April 6, 2018 at 1:53 p.m.

Speaker outlines parents, teachers working together


By KATE BLAIN- | Comments: 0 | Leave a comment

While parents and teachers have distinct roles in the lives of children, it's important that they cooperate, and Rev. Michael Garanzini wants to show them how.

Father Garanzini, a psychology professor at Georgetown University in Washington, D.C., and author of "Child-Centered, Family-Sensitive Schools: An Educator's Guide to Family Dynamics," will be the keynote speaker at the Albany diocesan Catholic school teachers' convention, Oct. 13 at the Empire State Plaza in Albany.

The event gathers educators from throughout the Diocese, but Father Garanzini plans a special session geared toward parents the night before his keynote address.

"One of the things schools and homes do together is provide structural or developmental needs for kids," he explained. "The extent to which the home and school cooperate is the extent to which neither feel they're taking on the whole burden of raising the child."

Kids' needs

The priest plans to talk to parents about basic needs that children have. He gave three examples:

1. Kids need to have structure. He noted that children enjoy learning if the structure of their days is conducive to it. "When the rules are not clear, when who's in charge is not clear, all these things become very distracting," he said. "Nothing substantial is happening. The kids are not learning."

2. Kids need to feel safe. If a child doesn't feel safe either at home, on the bus to school or in school, the child brings that anxiety into the other environments, said Father Garanzini. Parents and teachers need to work together to help children feel safe.

3. Kids need to know the schedule. The only important times in a child's day are getting up, eating and "closing down," the speaker explained; and while adults often think children adapt well to change, it's difficult for them not to know how those basic times will work.

Meeting goals

Father Garanzini noted that parents who concern themselves with children's basic needs are accomplishing the most important goals.

"There are a lot of things kids don't need that we fret about: 'Are they on the right teams? Do they have the right clothes?'" he said. "That's not as important as making sure school and home are on the same page when it comes to these things."

In his keynote address, he will give the same message to teachers using different examples. For instance, he said, a child who is able to play one parent against another at home will try to play teachers against other teachers or the principal at school. In turn, a teacher who is told by a child, "My mom says I don't have to do this," may resent the parent's intrusion into the teacher's area of authority and expertise.

"It's not very profound, but it's surprising how many parents and teachers don't understand" this, he remarked. "It's often not clear that parents and teachers understand their respective roles in a kid's life. You need to know when you've overstepped your boundaries."

Checklist

The speaker called his "basic needs" theory "a good checklist" for parents and teachers alike.

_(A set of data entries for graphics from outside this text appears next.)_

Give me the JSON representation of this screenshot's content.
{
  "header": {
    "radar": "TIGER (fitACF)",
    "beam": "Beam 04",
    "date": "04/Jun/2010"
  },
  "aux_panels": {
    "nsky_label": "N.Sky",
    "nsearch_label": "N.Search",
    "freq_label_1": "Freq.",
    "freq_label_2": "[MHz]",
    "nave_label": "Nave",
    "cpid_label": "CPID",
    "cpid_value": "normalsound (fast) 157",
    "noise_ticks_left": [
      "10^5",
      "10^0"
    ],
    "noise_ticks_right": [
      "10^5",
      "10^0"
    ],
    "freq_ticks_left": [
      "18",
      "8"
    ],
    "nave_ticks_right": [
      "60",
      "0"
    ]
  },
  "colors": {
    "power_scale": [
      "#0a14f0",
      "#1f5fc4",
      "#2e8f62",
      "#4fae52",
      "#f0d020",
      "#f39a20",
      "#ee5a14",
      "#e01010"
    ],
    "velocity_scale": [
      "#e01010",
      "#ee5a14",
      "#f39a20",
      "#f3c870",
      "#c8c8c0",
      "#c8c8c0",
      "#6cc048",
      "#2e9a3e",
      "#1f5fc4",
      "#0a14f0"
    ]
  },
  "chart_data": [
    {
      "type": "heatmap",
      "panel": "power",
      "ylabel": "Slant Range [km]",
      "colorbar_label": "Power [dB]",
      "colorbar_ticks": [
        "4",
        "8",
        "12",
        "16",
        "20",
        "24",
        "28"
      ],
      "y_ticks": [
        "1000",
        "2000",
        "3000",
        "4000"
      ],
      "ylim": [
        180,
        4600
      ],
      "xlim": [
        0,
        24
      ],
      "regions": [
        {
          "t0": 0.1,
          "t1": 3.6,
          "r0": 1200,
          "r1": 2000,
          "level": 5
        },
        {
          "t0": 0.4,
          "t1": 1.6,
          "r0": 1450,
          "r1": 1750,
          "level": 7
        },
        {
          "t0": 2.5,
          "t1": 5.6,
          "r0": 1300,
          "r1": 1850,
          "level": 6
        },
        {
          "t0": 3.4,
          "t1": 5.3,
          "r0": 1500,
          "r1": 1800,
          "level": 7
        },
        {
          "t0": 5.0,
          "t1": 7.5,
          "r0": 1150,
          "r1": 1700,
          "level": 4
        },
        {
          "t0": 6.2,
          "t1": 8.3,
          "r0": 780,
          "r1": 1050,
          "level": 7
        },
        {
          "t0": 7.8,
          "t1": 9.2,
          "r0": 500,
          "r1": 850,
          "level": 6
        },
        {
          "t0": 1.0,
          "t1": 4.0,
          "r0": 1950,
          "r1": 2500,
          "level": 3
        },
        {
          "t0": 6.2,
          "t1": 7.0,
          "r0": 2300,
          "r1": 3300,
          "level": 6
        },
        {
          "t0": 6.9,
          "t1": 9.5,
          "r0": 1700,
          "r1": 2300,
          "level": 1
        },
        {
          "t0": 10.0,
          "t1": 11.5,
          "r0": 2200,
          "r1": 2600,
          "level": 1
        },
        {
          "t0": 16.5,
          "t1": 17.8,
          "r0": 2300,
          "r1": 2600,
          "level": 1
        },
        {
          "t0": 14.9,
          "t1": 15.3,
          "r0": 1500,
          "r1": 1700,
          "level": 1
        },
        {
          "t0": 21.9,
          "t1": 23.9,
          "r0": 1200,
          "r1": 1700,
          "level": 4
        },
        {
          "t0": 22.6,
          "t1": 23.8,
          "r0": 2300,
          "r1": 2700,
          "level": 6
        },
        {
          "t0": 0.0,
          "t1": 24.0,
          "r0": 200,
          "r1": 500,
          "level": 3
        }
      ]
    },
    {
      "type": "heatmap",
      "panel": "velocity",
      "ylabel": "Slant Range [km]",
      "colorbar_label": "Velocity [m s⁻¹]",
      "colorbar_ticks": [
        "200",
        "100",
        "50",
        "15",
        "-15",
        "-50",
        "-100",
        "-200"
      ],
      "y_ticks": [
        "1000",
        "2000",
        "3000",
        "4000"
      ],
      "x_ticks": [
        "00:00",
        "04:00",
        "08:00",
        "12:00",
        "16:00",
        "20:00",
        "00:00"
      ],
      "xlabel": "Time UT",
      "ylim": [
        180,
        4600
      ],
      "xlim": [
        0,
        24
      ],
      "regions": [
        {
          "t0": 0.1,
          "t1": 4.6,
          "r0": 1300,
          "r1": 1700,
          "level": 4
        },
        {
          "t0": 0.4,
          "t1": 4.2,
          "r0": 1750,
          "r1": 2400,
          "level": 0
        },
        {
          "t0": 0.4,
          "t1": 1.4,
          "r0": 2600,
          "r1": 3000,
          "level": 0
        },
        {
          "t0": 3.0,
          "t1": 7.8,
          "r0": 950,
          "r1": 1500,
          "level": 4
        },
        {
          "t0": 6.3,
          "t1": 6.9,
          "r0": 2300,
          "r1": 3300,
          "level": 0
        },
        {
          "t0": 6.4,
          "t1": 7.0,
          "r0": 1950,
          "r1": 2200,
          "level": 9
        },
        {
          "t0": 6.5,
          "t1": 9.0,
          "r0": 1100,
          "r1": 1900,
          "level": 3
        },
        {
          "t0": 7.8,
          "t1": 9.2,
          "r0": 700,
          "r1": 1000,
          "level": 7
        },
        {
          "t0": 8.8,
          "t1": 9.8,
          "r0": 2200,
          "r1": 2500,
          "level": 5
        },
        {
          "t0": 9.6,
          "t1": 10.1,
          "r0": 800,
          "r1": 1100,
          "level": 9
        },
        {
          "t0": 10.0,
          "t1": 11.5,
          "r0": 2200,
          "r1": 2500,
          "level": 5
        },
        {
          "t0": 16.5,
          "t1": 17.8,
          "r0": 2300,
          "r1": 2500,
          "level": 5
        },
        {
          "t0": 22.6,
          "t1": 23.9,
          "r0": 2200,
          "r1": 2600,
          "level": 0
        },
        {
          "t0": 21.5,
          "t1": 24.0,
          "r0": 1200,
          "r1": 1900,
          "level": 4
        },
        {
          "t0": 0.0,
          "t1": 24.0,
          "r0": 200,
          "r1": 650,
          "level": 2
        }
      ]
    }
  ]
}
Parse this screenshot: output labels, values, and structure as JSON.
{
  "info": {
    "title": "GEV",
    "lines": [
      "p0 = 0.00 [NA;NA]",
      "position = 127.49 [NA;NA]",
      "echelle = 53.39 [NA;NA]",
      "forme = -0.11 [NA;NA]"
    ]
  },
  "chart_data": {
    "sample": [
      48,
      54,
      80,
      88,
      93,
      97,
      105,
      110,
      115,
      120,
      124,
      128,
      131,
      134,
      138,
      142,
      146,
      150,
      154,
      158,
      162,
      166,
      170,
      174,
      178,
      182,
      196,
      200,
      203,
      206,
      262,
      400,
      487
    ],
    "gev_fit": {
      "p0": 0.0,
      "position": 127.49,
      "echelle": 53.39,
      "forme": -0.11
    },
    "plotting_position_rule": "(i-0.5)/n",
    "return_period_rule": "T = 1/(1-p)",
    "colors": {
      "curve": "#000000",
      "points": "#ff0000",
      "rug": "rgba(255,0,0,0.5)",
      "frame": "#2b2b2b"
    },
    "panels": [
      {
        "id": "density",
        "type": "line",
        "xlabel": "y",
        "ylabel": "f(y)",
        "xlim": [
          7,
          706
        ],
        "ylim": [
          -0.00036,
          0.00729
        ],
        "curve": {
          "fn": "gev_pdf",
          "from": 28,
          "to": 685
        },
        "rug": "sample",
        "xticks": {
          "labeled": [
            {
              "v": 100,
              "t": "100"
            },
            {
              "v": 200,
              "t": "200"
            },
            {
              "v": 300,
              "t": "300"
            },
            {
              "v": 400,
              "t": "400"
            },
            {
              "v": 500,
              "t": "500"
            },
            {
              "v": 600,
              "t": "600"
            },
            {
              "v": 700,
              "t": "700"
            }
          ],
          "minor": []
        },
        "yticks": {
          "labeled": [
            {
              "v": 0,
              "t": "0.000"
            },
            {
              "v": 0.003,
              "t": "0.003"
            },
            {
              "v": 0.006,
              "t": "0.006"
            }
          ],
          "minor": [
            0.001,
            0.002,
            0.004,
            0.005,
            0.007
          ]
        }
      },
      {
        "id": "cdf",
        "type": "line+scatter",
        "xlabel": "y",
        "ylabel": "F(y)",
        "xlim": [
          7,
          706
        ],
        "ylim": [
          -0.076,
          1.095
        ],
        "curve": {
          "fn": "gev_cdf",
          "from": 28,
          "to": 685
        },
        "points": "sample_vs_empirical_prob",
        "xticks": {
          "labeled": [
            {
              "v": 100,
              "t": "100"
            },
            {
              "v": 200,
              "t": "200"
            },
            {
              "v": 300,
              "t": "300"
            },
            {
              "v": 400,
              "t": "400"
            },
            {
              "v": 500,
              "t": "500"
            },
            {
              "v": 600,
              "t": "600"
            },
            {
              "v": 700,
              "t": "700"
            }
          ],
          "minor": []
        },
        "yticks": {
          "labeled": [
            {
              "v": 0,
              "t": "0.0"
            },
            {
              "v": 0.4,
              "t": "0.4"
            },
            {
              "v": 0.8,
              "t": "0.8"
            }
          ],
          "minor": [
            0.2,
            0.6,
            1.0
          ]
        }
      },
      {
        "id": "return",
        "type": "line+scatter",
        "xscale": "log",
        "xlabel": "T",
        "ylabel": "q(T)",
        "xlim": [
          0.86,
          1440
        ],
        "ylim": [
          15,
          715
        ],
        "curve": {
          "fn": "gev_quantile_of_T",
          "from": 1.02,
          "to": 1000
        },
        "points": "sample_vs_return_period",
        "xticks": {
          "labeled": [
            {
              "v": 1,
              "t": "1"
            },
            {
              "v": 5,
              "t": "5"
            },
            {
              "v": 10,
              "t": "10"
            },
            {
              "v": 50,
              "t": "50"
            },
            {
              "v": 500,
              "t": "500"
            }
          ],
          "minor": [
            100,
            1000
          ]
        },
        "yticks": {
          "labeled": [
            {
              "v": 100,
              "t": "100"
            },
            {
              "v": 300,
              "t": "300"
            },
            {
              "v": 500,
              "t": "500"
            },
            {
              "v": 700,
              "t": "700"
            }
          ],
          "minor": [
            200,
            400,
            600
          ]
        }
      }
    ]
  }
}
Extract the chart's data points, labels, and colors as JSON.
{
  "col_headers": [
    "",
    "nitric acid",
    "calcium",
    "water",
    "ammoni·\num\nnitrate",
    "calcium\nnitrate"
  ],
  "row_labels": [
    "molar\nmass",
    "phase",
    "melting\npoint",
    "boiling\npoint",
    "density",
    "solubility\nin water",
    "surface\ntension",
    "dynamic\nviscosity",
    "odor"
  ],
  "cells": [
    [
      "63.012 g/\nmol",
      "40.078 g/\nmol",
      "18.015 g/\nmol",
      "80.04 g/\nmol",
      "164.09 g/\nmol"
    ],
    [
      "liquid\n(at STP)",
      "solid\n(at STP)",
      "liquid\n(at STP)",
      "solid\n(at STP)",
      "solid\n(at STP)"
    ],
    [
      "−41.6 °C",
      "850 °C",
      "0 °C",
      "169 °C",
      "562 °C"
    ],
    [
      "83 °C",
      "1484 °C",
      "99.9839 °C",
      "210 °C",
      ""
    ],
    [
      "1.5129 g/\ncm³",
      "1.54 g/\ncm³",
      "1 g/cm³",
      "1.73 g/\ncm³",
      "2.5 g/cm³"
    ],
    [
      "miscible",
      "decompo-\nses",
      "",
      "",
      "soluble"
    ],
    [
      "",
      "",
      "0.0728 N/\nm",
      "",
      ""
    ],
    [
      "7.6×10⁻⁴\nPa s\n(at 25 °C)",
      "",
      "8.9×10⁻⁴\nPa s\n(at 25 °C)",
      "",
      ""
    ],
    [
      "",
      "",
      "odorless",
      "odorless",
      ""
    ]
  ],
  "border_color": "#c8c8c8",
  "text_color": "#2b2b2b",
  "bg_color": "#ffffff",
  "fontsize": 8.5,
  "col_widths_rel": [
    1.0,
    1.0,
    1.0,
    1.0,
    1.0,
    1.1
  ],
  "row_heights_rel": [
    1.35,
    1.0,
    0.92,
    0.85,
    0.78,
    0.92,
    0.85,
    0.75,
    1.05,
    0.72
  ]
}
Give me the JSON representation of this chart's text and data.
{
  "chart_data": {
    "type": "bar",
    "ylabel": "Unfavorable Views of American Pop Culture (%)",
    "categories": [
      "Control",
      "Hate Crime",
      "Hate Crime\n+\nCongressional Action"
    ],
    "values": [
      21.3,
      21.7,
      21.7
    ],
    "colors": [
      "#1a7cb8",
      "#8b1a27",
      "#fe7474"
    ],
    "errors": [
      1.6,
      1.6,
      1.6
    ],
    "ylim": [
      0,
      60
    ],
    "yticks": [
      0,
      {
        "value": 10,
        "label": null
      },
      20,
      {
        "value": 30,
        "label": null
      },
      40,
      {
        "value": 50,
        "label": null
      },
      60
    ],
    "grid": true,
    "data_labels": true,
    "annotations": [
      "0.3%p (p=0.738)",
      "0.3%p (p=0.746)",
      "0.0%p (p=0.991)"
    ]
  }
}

"There are so many times when people have worried if they're doing enough," he noted. "This [list] is all you need to worry about. You don't have to sit with a kid and do their homework; it's more important that the kid knows there's a rule at home around when homework is done."

For educators and parents worried about doing the best for children, Father Garanzini had a simple piece of advice: "Just worry about being `good enough.' Perfect parents and schools aren't such a good idea. It's okay for kids to see we make mistakes. The `good enough parent' is a good enough goal."